Его сон был в высшей степени реальным. Как и воображаемый разговор. Положение обязывало его узнать, почему Ноэль связалась с этим делом. Она мягко уклонялась от ответа, но всем видом своим показывала, что ничего еще до конца не решено. Значит, есть шанс, что они не будут работать вместе? Он надеялся, что она согласится, и Ноэль, в общем-то, была не против.
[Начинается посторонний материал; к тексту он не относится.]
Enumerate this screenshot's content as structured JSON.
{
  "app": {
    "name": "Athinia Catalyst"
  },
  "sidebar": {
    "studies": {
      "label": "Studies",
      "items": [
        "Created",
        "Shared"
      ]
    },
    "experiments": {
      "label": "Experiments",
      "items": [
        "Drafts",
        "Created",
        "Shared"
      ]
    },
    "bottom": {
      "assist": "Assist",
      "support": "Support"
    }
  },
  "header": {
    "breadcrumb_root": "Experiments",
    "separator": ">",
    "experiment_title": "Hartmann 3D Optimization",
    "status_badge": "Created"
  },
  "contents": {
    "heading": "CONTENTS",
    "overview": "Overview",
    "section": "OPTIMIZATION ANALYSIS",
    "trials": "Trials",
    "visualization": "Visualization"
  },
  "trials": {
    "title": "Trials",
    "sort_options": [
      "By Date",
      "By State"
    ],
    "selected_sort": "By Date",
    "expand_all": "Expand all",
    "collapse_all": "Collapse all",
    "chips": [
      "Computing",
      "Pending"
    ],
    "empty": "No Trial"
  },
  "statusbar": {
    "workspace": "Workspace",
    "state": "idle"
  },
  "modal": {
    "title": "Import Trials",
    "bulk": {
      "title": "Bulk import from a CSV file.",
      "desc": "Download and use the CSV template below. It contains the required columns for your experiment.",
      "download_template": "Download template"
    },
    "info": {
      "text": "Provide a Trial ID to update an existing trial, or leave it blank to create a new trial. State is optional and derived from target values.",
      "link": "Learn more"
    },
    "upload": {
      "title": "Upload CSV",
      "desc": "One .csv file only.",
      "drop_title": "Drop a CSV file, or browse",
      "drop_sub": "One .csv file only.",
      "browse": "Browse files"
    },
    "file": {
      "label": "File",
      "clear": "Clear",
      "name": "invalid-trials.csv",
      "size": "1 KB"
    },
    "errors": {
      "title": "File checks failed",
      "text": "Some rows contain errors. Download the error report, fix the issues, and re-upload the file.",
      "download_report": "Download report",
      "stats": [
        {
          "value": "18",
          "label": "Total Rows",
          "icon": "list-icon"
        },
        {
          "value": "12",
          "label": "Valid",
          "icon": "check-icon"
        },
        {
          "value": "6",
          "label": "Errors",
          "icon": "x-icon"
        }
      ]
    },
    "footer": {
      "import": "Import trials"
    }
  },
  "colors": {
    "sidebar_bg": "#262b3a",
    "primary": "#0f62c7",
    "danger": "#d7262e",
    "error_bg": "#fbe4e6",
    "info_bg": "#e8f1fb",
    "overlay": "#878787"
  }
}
В конце концов, это ее служба. Эйхорду снилось, что она говорила ему:

— Джек, я адвокат. Мое присутствие необходимо, чтобы наша противоречивая правовая система действовала. Я должна защищать людей, которых обвиняют в совершении отвратительных преступлений. И этот человек, безотносительно к тем преступлениям, в которых его подозревают, имеет право на защиту перед законом.

— Не возражаю. Но мне неприятно видеть вас рядом с этой грязью. Паршивое чувство.

— Я не девственница, — сказала она. И это было не заигрывание и не сексуальное предложение. Просто констатация факта.

Ноэль Коллиер вовсе не была такой запрограммированной, как он себе представлял. Круг ее интересов оказался достаточно широк.

Беззастенчиво Джек воображал себе, что она говорила:

— Когда-нибудь. Я не знаю, сколько еще буду идти выбранной дорогой, но не собираюсь всю свою жизнь посвятить только карьере. По натуре я человек семейный. Мне нравится иметь домашний очаг, мужа, детей. Надеюсь, что однажды встречу хорошего парня, буду сидеть дома, рожать детей. Сейчас это кажется нереальным, но кто знает, что случится в будущем.

— Звучит неплохо. Верю, что так и будет. — Когда-то у него тоже было подобное желание. Но так давно.

Обед вылился в утомительную и долгую процедуру. Свечи и красное вино пробудили в нем такой жар, что он не помнил себя. Обоих переполняла напряженность и страстное желание, которое неизвестно откуда взялось при таких невероятных обстоятельствах. Они уже сидели рядом на кушетке, улыбаясь друг другу, не произнося ни слова, и он гладил ее руку, которую ласково держал в своей, едва касаясь пальцев, любуясь ее светящейся кожей с еще заметным пушком, всем ее обликом, таким изящным, утонченным и женственным.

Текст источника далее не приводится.